通过写文件方式写入 Hive 数据
Hive最简单的写入数据方式就是通过Hive Jdbc写入Hive数据,但这并不是写入Hive最高效的方法。
Hive通过读取相关Hdfs的文件来获取数据信息,而通过直接写入Hdfs文件数据达到写入Hive数据的效果,这是目前最高效的方法。
通用写法
最通用的写法就是通过Serializer配合StandardStructObjectInspector序列化数据,再通过RecordWriter写入数据,它适用于几乎目前所有的文件类型。
StandardStructObjectInspector用于描述表结构和字段类型。
Serializer有多种实现,分别对应每种Hadoop文件格式的序列化器,例如:ParquetHiveSerDe、AvroSerDe、OrcSerde等。
RecordWriter创建需要HiveOutputFormat,HiveOutputFormat也是有多种Hadoop文件格式的实现的,例如:OrcOutputFormat、HiveIgnoreKeyTextOutputFormat、MapredParquetOutputFormat,用于写入相应格式的数据。

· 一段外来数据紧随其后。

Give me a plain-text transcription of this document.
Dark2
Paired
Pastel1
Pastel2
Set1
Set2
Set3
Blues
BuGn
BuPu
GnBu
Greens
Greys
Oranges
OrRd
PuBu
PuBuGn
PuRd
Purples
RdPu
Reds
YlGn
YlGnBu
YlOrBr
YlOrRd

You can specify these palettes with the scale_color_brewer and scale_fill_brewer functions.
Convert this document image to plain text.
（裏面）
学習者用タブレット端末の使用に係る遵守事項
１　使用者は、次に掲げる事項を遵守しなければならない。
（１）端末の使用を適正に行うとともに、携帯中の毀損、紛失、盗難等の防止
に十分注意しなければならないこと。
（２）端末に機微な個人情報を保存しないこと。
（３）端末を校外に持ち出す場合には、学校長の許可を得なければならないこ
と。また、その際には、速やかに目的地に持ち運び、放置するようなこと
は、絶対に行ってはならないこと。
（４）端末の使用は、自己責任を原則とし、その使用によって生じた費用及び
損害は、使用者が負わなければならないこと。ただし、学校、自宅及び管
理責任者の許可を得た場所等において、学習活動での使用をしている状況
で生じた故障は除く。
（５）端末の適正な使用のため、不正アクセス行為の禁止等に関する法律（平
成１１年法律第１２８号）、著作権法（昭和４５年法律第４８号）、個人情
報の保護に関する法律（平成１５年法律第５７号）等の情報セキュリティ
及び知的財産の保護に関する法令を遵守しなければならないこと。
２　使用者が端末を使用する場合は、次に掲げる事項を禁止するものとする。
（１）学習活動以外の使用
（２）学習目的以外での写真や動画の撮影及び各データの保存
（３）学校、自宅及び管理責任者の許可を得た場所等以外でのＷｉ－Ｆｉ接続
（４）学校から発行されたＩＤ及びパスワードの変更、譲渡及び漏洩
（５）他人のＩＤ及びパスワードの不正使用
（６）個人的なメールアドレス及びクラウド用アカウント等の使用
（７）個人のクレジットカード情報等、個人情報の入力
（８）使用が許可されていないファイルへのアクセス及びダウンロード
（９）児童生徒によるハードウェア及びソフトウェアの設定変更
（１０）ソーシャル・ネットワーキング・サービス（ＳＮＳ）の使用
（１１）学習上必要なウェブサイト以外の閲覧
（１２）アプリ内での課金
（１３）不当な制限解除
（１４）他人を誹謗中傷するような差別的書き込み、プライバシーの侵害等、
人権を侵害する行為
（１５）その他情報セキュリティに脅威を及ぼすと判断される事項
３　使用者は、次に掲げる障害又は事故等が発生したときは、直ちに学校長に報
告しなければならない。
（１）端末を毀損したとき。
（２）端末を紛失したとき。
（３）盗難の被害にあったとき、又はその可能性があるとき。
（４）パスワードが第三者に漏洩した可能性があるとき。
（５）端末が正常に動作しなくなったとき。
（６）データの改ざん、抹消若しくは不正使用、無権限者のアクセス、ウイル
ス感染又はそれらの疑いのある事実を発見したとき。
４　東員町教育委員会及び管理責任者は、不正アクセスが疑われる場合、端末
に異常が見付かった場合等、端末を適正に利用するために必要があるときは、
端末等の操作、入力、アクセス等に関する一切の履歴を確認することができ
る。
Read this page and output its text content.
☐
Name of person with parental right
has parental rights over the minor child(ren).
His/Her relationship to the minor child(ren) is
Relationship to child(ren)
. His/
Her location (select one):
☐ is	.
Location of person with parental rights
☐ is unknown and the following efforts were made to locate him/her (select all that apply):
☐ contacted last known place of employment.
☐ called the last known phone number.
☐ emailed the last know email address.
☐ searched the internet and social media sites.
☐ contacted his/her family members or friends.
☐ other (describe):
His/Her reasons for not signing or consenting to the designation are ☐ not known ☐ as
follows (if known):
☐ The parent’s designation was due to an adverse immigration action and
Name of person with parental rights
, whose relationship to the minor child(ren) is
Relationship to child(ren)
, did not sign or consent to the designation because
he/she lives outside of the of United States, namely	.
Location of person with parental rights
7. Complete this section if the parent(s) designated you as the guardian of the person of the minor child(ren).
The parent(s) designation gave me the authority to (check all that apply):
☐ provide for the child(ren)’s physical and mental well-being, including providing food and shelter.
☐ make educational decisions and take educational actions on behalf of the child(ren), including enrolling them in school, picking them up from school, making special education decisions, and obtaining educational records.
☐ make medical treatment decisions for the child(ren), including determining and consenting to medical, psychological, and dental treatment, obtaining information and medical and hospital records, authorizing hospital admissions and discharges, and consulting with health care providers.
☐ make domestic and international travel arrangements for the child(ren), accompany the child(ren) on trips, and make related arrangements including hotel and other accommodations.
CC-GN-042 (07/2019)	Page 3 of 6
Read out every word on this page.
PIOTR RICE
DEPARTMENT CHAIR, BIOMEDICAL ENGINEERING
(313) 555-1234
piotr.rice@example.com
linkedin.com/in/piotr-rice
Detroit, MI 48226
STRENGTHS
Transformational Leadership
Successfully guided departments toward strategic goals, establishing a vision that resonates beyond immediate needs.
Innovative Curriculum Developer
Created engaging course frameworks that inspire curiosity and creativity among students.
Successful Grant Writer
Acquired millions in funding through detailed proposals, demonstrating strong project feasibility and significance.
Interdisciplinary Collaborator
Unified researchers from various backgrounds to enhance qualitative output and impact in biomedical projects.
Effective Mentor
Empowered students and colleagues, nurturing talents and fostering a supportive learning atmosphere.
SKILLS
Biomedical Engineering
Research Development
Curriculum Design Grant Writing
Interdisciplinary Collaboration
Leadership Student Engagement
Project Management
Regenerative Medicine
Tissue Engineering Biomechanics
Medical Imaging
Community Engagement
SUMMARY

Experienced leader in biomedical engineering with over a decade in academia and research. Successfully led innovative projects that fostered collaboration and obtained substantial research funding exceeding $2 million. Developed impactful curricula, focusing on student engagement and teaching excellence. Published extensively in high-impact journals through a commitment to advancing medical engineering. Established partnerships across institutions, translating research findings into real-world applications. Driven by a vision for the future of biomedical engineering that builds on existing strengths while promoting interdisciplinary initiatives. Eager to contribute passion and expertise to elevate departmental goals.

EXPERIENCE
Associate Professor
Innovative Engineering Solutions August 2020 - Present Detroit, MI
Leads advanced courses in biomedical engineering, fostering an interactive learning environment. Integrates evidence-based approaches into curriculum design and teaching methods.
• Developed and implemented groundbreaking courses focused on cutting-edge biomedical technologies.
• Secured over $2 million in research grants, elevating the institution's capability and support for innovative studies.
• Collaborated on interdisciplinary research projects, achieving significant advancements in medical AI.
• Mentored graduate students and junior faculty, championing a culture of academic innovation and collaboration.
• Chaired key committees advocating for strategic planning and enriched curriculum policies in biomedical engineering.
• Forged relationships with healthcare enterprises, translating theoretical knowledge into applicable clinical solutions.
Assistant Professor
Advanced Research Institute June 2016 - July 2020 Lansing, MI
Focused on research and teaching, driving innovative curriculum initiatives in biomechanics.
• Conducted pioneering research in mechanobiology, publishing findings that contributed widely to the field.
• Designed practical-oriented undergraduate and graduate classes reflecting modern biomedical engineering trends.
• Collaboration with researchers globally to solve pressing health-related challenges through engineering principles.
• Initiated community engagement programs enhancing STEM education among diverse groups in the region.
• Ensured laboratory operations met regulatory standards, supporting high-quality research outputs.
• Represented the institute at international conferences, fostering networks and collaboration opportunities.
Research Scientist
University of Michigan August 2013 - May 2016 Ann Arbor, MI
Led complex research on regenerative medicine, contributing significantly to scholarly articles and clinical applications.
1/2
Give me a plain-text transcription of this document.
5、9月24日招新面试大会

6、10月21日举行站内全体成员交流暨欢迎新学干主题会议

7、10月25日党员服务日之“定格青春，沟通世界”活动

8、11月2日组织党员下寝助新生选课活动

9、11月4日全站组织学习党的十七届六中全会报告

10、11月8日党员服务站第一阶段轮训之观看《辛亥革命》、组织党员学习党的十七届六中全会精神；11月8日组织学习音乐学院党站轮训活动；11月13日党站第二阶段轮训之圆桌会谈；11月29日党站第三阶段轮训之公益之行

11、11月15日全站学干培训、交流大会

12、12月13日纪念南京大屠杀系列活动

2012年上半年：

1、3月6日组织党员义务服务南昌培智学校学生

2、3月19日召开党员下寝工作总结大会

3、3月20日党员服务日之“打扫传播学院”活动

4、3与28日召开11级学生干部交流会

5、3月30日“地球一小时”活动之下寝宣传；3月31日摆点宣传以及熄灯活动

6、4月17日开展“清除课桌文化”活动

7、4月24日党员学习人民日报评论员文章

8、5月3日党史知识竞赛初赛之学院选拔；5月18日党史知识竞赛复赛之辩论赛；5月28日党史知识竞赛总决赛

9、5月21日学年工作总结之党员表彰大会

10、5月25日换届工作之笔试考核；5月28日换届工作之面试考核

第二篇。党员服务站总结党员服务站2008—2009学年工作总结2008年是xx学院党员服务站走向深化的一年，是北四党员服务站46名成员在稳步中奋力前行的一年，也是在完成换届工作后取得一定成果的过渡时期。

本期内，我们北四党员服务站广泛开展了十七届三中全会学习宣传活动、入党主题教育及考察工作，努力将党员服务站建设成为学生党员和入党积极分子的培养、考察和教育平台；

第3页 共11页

通过StorageFormatDescriptor可以快速的获取相应文件格式的Serializer、HiveOutputFormat,只需要StorageFormatFactory#get(formatType)即可创建一个对应文件格式类型的StorageFormatDescriptor,StorageFormatDescriptor也是有各种数据格式类型实现的,例如TextFileStorageFormatDescriptor、ParquetFileStorageFormatDescriptor等等。
StorageFormatDescriptor的getSerde()、getOutputFormat()、getInputFormat()等方法,可以获取Serializer和HiveOutputFormat。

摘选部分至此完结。